The longer your time horizon, the more heavily weighted you can be in equities and the closer you get to retirement you slowly allocate more of your money towards bonds and conservative growth investments.
Case Study: Financial SnapShot
Retirement Investment Planning
Greg and Liz (not their real names) had been looking forward to their retirement since I met them back in 1998.
At the time Greg was getting ready to retire from a telecommunication company which had been in the news a lot in those days its shares continued to go up.

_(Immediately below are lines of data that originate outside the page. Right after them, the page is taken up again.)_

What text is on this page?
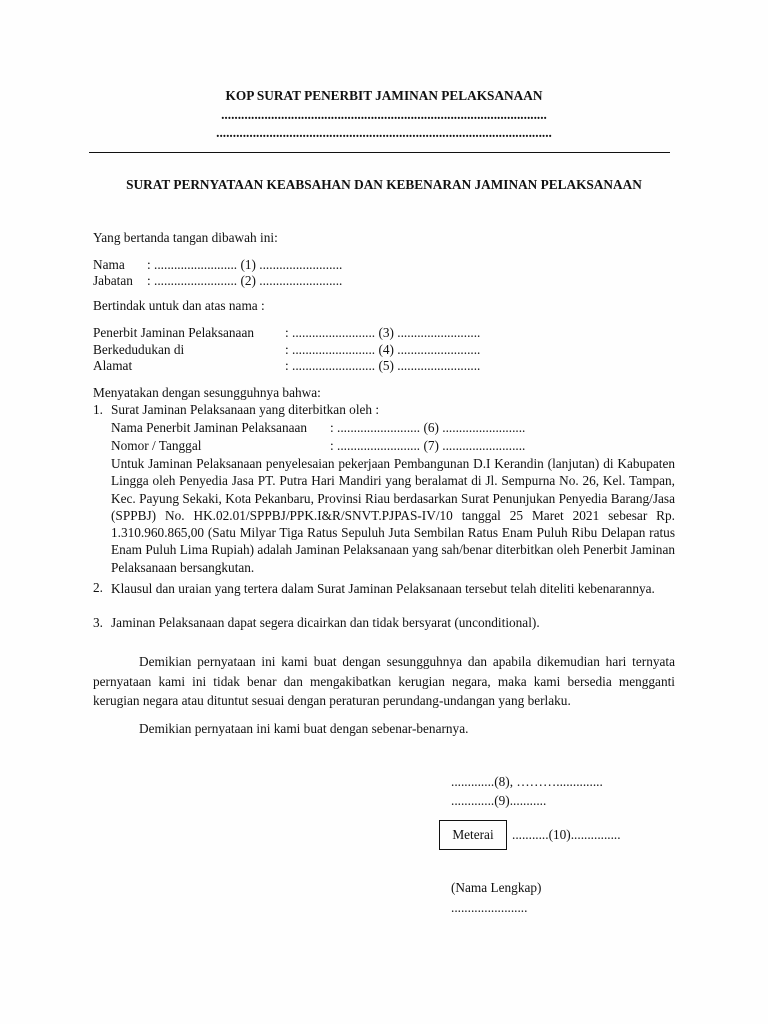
KOP SURAT PENERBIT JAMINAN PELAKSANAAN
..................................................................................................
.....................................................................................................
SURAT PERNYATAAN KEABSAHAN DAN KEBENARAN JAMINAN PELAKSANAAN
Yang bertanda tangan dibawah ini:
Nama : ......................... (1) .........................
Jabatan : ......................... (2) .........................
Bertindak untuk dan atas nama :
Penerbit Jaminan Pelaksanaan : ......................... (3) .........................
Berkedudukan di	: ......................... (4) .........................
Alamat	: ......................... (5) .........................
Menyatakan dengan sesungguhnya bahwa:
1. Surat Jaminan Pelaksanaan yang diterbitkan oleh :
Nama Penerbit Jaminan Pelaksanaan : ......................... (6) .........................
Nomor / Tanggal	: ......................... (7) .........................
Untuk Jaminan Pelaksanaan penyelesaian pekerjaan Pembangunan D.I Kerandin (lanjutan) di Kabupaten Lingga oleh Penyedia Jasa PT. Putra Hari Mandiri yang beralamat di Jl. Sempurna No. 26, Kel. Tampan, Kec. Payung Sekaki, Kota Pekanbaru, Provinsi Riau berdasarkan Surat Penunjukan Penyedia Barang/Jasa (SPPBJ) No. HK.02.01/SPPBJ/PPK.I&R/SNVT.PJPAS-IV/10 tanggal 25 Maret 2021 sebesar Rp. 1.310.960.865,00 (Satu Milyar Tiga Ratus Sepuluh Juta Sembilan Ratus Enam Puluh Ribu Delapan ratus Enam Puluh Lima Rupiah) adalah Jaminan Pelaksanaan yang sah/benar diterbitkan oleh Penerbit Jaminan Pelaksanaan bersangkutan.
2. Klausul dan uraian yang tertera dalam Surat Jaminan Pelaksanaan tersebut telah diteliti kebenarannya.
3. Jaminan Pelaksanaan dapat segera dicairkan dan tidak bersyarat (unconditional).
Demikian pernyataan ini kami buat dengan sesungguhnya dan apabila dikemudian hari ternyata pernyataan kami ini tidak benar dan mengakibatkan kerugian negara, maka kami bersedia mengganti kerugian negara atau dituntut sesuai dengan peraturan perundang-undangan yang berlaku.
Demikian pernyataan ini kami buat dengan sebenar-benarnya.
.............(8), ………..............
.............(9)...........
Meterai	...........(10)...............
(Nama Lengkap)
.......................
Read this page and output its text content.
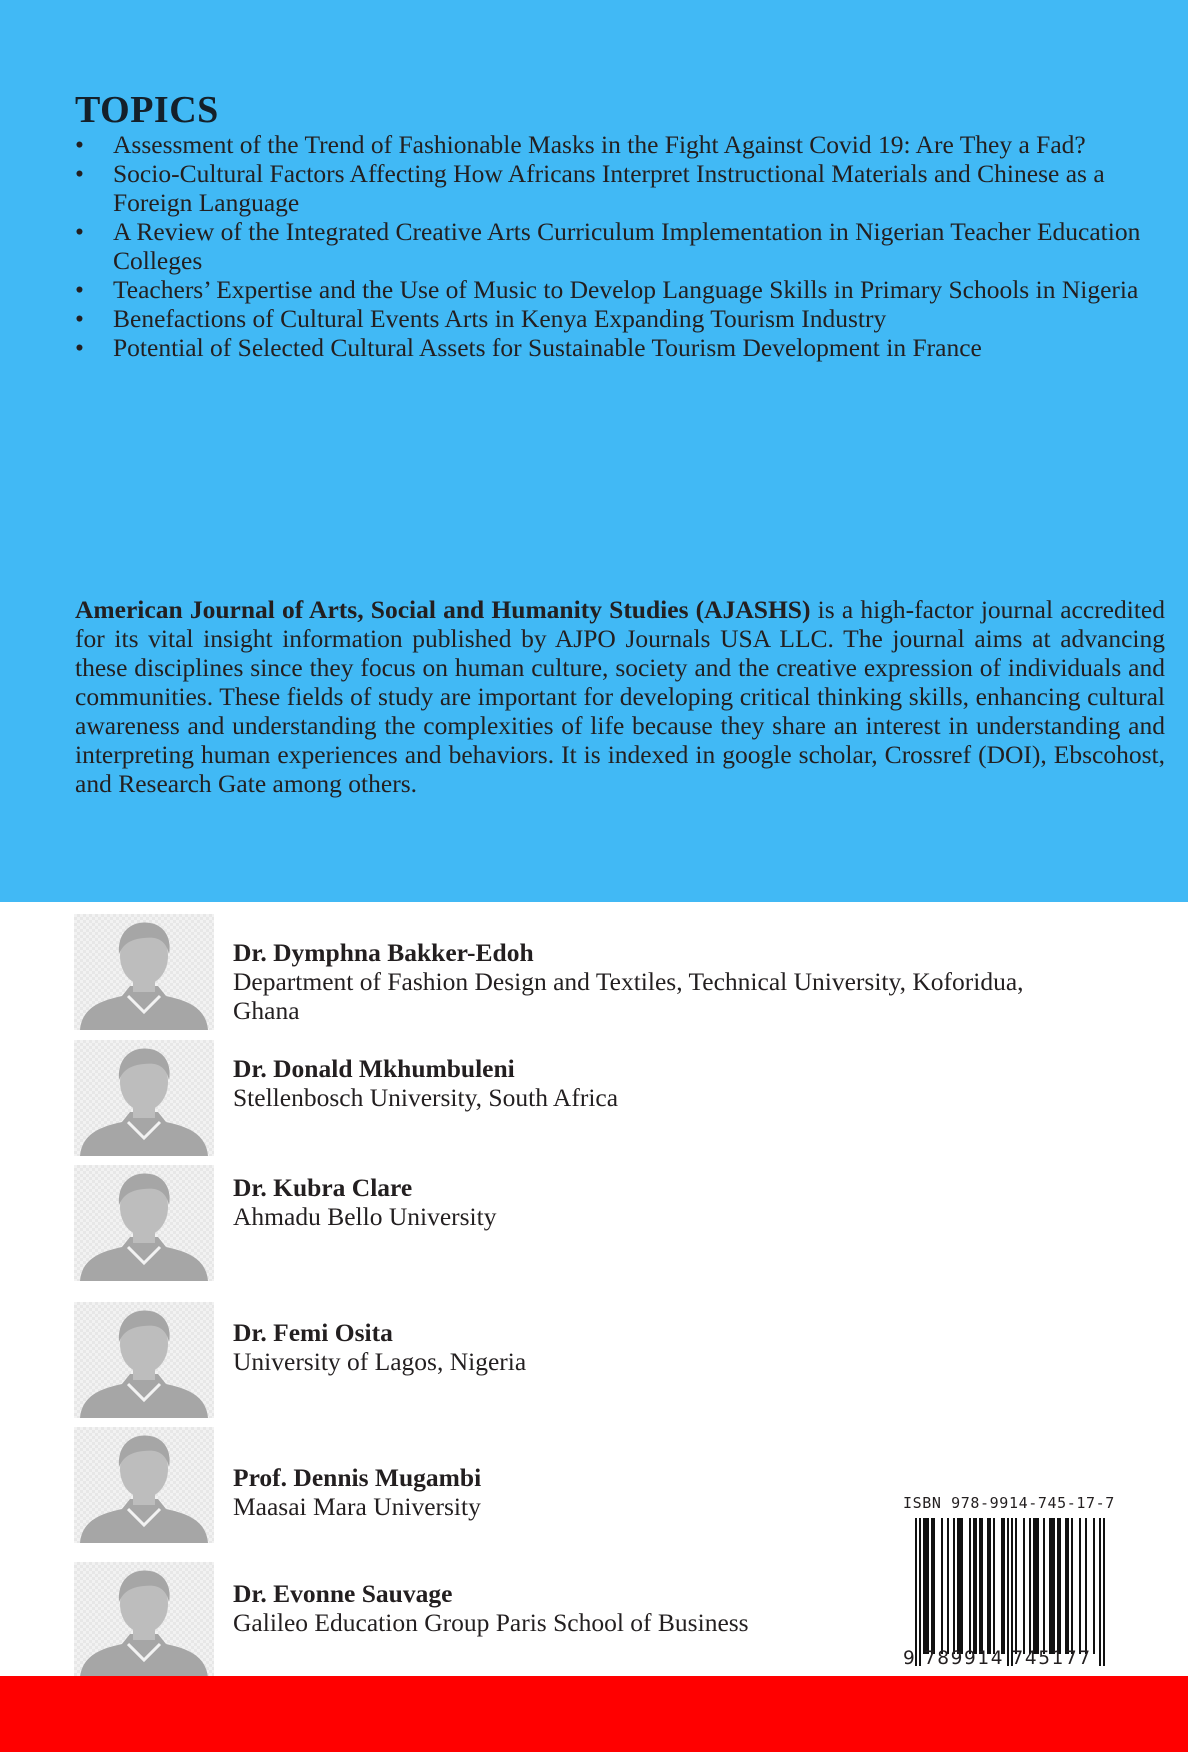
TOPICS
• Assessment of the Trend of Fashionable Masks in the Fight Against Covid 19: Are They a Fad?
• Socio-Cultural Factors Affecting How Africans Interpret Instructional Materials and Chinese as a Foreign Language
• A Review of the Integrated Creative Arts Curriculum Implementation in Nigerian Teacher Education Colleges
• Teachers’ Expertise and the Use of Music to Develop Language Skills in Primary Schools in Nigeria
• Benefactions of Cultural Events Arts in Kenya Expanding Tourism Industry
• Potential of Selected Cultural Assets for Sustainable Tourism Development in France

American Journal of Arts, Social and Humanity Studies (AJASHS) is a high-factor journal accredited for its vital insight information published by AJPO Journals USA LLC. The journal aims at advancing these disciplines since they focus on human culture, society and the creative expression of individuals and communities. These fields of study are important for developing critical thinking skills, enhancing cultural awareness and understanding the complexities of life because they share an interest in understanding and interpreting human experiences and behaviors. It is indexed in google scholar, Crossref (DOI), Ebscohost, and Research Gate among others.

Dr. Dymphna Bakker-Edoh
Department of Fashion Design and Textiles, Technical University, Koforidua, Ghana
Dr. Donald Mkhumbuleni
Stellenbosch University, South Africa
Dr. Kubra Clare
Ahmadu Bello University
Dr. Femi Osita
University of Lagos, Nigeria
Prof. Dennis Mugambi
Maasai Mara University
Dr. Evonne Sauvage
Galileo Education Group Paris School of Business
ISBN 978-9914-745-17-7
9 789914 745177
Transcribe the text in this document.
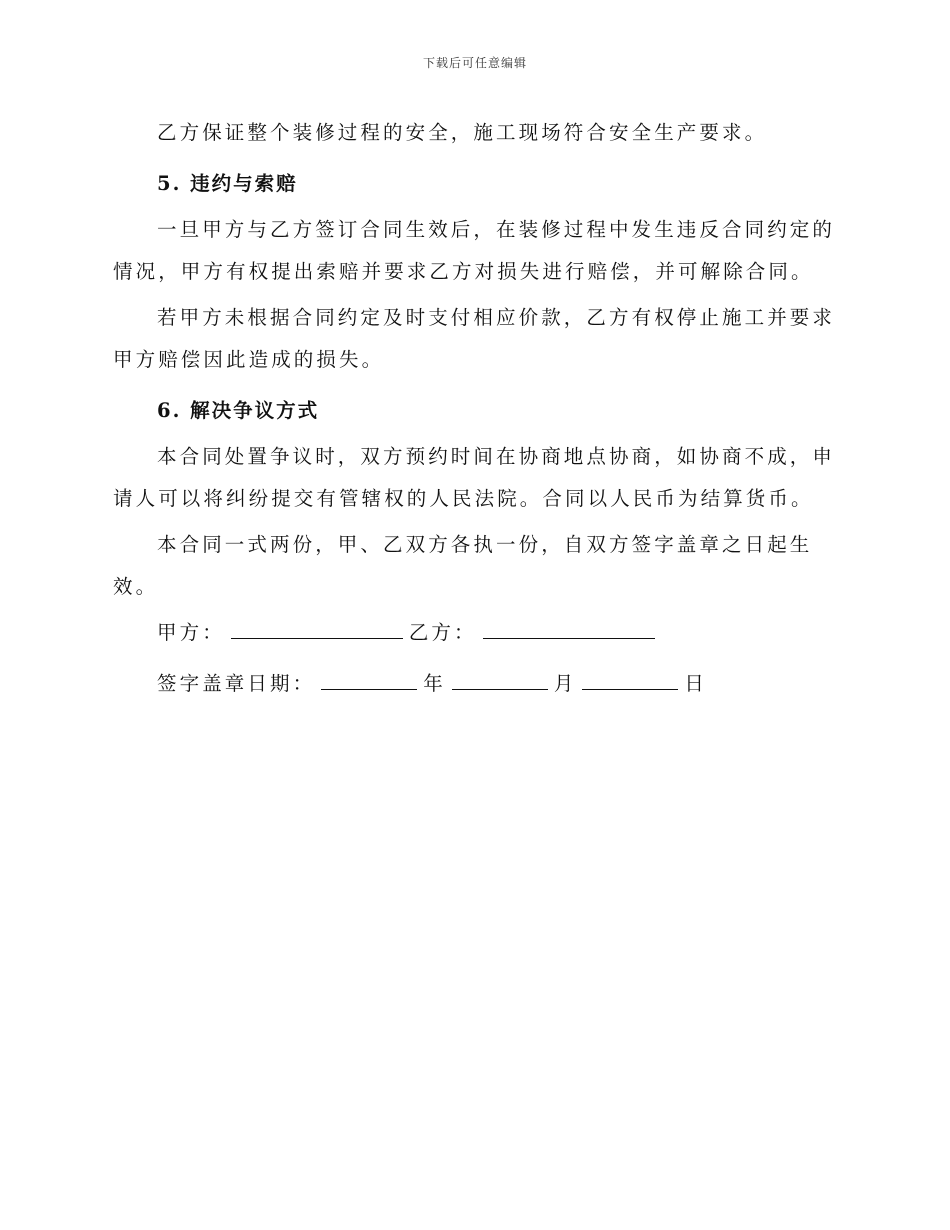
下载后可任意编辑

乙方保证整个装修过程的安全，施工现场符合安全生产要求。

5. 违约与索赔

一旦甲方与乙方签订合同生效后，在装修过程中发生违反合同约定的情况，甲方有权提出索赔并要求乙方对损失进行赔偿，并可解除合同。

若甲方未根据合同约定及时支付相应价款，乙方有权停止施工并要求甲方赔偿因此造成的损失。

6. 解决争议方式

本合同处置争议时，双方预约时间在协商地点协商，如协商不成，申请人可以将纠纷提交有管辖权的人民法院。合同以人民币为结算货币。

本合同一式两份，甲、乙双方各执一份，自双方签字盖章之日起生效。

甲方：	乙方：
签字盖章日期：	年	月	日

With no end in sight.
Those were some exciting days for the employees of that company I remember doing a workshop on retirement and the importance of looking to the future.
With the company shares making the employees "rich on paper", their long-term vision was only the size of their next big car purchase.
Greg thought like the rest of his co-workers, he knew while he had all these shares and they were worth a lot of money he saw no reason to cash in any shares.
Especially when everyone around him was getting rich.
But he had once admitted to me that the rise of the stock was "just dumb luck"
We decided with retirement just a year or two away it was important to focus on what Greg and Liz's retirement would look like as their vision.
Retirement investment planning became a priority.
At first they had no immediate plans but they did want to do more travelling.
At first Greg wanted to do some consulting but he had no idea how to get started.
He wanted to do it more for filling up his days with something productive to do.
It is not uncommon to see individuals close to retirement having no idea of what the next chapter of their lives will look like.
For some people the thought of not having to go work each day is a traumatic experience.
In any case with his home paid off, RRSPs, a company pension and company shares that were going through the roof, Greg felt invincible.
As the shares continued to hit record highs I felt it necessary to talk to Greg about diversification once again.
I finally got him to agree that it did not make sense to hold the bulk of his non-registered savings in one stock.
No matter what the news media was saying about it.
He agreed to sell half of the holdings in the company shares and invested elsewhere so that there would be another source of income in retirement.
As the stock began its sharp decline in the early 2000s, Greg had already left the company.
His retirement income was made up of his company pension, a RRIF, income from his non-registered investments and govt pensions.
Greg never did start consulting, today he fills his days by taking art classes, he and Liz travel in the winter to get away from the cold.
Greg often talks about the other half of his company shares he had owned that have since disappeared.
He now fully understands and appreciates the importance of diversification in retirement investment planning to be able to stay away from unnecessary surprises.